Cu(InGa)Se2 Solar Cell Efficiency Enhancement Using a Yb-Doped SnOx Photon Converting Layer

We report on the efficiency improvement of Cu(InGa)Se2 (CIGS) based solar cells obtained upon coating the cell with a Yb-doped SnOx layer. This layer is deposited by reactive sputtering and serves as a photon down-shifting converter. The direct excitation of the SnOx host matrix with UV photons leads to a strong emission of near-infrared photons from the Yb3+ ions suggesting an efficient energy transfer from SnOx to the Yb3+ ions. The deposition of the Yb:SnOx films at higher temperatures results in an enhancement of the photoluminescence (PL) emission as well as in an improvement of the transport properties. The optimized films exhibit a transmittance around 80% in the visible region, a resistivity of 6 × 10–3 Ω cm, and a mobility as high as 50.1 cm2/(V s).

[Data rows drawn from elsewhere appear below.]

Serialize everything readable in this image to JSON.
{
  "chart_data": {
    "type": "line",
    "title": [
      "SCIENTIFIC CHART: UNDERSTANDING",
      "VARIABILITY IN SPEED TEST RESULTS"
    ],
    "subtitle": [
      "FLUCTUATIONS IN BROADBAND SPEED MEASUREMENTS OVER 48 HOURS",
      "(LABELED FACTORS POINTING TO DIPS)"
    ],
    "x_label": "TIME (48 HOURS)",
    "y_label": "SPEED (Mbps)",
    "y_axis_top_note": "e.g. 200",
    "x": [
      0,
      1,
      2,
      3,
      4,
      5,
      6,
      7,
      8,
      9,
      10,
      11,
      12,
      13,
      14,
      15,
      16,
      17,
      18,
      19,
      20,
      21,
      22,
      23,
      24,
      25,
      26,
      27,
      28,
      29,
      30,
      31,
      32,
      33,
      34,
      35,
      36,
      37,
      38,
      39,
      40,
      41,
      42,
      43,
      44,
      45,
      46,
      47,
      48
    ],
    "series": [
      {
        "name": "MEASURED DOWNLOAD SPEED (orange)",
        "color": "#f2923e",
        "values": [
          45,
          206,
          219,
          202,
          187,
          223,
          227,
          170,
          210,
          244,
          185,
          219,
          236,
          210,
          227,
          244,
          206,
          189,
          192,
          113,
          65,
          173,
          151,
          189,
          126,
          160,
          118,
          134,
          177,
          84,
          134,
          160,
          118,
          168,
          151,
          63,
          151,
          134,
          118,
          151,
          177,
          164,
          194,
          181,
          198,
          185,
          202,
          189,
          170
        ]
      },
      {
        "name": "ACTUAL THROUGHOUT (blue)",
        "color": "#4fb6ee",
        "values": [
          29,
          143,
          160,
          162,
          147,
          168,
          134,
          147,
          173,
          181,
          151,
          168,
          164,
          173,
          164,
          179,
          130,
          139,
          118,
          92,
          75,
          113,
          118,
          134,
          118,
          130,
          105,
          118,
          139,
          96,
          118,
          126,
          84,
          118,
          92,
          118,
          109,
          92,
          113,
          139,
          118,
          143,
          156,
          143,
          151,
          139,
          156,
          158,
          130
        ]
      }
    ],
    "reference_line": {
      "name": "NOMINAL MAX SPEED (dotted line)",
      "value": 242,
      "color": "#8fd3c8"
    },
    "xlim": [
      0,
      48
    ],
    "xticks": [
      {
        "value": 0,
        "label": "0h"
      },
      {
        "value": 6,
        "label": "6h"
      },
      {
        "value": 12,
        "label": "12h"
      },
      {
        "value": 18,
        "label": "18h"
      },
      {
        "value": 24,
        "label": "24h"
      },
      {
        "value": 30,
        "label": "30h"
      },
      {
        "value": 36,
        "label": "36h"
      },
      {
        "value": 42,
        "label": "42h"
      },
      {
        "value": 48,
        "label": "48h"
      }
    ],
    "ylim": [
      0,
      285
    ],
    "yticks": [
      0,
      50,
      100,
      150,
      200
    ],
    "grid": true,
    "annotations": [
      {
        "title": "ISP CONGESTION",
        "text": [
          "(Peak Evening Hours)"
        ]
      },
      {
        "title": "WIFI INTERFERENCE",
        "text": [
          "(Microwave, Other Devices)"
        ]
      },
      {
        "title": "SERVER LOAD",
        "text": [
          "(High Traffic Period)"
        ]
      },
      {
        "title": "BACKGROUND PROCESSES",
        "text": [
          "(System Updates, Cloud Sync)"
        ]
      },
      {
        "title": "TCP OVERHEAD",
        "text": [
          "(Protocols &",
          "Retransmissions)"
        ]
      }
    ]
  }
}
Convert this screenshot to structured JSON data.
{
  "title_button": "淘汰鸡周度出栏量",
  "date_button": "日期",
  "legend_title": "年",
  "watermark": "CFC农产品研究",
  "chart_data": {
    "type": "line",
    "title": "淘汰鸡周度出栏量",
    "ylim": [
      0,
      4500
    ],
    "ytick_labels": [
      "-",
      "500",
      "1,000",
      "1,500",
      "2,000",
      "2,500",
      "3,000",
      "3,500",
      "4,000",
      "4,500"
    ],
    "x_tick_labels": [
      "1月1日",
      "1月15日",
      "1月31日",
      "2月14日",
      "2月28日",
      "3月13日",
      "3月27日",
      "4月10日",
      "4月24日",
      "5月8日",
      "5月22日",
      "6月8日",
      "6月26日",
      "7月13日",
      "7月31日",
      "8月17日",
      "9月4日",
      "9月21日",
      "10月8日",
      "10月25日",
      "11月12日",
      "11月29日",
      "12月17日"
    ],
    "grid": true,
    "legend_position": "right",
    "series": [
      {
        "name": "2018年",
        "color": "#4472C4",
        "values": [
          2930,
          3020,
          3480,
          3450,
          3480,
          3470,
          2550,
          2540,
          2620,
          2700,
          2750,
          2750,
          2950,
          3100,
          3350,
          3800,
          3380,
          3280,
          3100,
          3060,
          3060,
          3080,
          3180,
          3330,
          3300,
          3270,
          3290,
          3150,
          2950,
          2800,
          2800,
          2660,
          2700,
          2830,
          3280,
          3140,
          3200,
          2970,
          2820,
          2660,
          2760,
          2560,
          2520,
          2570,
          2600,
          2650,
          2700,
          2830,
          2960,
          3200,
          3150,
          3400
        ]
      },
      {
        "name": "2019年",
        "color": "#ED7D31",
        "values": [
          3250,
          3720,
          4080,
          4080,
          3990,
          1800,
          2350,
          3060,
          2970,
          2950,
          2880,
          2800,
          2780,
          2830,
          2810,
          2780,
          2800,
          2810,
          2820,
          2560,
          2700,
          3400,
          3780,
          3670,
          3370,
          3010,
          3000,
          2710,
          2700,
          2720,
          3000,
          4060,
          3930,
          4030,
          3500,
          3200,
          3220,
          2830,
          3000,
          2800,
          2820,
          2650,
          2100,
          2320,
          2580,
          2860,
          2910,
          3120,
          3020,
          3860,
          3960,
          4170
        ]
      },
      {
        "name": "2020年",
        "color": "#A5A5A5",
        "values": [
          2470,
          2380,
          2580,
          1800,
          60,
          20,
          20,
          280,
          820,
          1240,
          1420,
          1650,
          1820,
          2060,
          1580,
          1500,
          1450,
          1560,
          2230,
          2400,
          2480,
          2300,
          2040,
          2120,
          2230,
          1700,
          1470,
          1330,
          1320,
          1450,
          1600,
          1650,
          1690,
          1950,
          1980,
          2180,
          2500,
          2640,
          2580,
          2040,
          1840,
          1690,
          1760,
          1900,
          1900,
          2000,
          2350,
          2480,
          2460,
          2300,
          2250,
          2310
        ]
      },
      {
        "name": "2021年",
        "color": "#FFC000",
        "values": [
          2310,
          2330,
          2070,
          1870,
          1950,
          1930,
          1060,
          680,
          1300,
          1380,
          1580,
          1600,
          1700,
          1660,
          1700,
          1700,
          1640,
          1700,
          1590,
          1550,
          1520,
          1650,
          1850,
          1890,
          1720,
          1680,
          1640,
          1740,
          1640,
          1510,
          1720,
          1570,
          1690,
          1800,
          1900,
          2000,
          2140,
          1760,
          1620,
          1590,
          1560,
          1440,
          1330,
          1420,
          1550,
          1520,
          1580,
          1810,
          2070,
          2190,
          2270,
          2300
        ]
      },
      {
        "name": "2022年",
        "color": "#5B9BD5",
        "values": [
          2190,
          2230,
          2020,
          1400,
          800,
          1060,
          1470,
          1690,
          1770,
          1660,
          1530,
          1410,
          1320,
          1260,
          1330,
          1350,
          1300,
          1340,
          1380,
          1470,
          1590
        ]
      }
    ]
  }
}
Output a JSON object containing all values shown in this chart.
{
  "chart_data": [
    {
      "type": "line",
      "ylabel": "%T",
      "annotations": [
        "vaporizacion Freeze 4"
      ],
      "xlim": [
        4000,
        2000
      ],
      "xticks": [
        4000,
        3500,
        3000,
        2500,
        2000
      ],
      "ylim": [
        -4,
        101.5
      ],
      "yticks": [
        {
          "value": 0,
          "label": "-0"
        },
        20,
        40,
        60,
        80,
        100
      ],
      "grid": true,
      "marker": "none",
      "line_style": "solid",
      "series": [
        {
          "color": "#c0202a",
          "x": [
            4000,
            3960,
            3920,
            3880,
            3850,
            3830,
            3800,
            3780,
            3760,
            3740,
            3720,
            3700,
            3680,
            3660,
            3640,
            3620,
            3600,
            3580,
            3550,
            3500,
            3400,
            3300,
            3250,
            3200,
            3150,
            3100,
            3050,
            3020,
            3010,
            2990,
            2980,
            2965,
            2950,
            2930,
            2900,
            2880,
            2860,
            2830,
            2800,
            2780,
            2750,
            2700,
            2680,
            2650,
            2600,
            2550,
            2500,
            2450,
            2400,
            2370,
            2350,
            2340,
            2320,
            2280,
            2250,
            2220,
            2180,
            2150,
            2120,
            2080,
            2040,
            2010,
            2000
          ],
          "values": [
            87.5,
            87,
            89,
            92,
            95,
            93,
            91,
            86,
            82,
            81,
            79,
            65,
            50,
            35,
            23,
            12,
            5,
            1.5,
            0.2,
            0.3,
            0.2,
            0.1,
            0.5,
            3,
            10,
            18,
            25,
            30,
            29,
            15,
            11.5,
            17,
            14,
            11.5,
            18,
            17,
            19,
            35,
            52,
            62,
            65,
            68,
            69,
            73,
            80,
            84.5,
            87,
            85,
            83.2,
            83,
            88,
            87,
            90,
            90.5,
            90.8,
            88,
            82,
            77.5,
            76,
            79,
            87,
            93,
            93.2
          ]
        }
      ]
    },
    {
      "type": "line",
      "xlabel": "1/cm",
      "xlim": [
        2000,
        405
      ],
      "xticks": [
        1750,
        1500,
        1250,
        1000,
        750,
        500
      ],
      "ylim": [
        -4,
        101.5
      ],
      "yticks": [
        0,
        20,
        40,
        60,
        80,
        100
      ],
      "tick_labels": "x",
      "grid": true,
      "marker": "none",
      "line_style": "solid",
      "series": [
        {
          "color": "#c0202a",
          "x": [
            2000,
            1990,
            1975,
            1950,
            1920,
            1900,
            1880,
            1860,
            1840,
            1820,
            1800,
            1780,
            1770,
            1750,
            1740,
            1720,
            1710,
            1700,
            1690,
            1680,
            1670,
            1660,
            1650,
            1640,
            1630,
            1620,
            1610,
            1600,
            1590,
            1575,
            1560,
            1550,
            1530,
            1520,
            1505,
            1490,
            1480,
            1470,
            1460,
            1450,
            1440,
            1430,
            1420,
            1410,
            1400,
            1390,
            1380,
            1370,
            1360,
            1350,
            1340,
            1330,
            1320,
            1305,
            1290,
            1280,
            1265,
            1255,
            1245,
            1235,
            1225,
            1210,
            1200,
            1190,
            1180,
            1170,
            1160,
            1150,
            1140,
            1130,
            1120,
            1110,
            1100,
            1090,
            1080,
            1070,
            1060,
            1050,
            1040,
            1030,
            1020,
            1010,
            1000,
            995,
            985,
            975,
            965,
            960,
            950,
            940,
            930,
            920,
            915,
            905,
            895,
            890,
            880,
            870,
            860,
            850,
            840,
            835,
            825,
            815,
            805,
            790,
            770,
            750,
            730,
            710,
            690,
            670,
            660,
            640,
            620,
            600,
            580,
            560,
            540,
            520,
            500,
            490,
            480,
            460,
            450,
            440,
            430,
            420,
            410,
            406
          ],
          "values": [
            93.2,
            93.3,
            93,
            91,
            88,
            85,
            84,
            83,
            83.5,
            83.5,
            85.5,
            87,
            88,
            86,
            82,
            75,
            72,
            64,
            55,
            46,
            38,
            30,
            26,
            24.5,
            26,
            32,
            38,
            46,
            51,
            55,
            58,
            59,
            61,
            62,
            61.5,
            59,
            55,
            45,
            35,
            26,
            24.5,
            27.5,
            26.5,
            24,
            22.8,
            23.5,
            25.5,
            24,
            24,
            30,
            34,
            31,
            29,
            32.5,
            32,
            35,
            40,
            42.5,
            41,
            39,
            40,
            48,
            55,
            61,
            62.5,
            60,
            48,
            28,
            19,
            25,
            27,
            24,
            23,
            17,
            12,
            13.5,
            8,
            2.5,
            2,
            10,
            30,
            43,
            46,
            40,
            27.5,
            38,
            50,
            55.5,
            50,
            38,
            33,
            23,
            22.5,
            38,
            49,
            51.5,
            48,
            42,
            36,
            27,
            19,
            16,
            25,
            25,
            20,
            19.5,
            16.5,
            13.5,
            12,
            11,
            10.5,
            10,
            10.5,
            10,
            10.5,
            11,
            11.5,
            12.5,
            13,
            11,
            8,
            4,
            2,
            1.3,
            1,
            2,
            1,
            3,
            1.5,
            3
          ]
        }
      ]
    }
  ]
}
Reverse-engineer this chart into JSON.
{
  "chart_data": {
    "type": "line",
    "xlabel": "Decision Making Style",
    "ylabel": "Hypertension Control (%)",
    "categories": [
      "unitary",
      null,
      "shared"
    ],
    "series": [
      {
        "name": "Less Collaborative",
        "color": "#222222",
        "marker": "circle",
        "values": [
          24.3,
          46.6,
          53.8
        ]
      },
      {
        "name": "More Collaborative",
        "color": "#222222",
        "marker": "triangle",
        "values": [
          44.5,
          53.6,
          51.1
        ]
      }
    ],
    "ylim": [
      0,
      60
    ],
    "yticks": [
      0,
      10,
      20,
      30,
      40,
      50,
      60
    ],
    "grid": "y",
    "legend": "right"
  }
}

Such SnOx layers doped with 1.3 at % of Yb were deposited at 100 °C on conventional CIGS based solar cells to replace the standard ZnO n-type conductive layer. The performances of the solar cells are noticeably improved. This is witnessed by a net gain of 10% of the external quantum efficiency (EQE) at 360 nm. The short-circuit current (JSC) increased by about 0.56 mA/cm2 while the fill factor reaches 64.4%. As an overall result, the best solar cell exhibited a remarkable enhancement in efficiency of about 0.6%. This improvement of the photovoltaic efficiency by a simple substitution of i-ZnO for Yb:SnOx for CIGS cells offers possible applications to other solar cells. These results are encouraging toward the enhancement of the efficiency of solar cells at low cost which will contribute to the larger deployment of clean energy.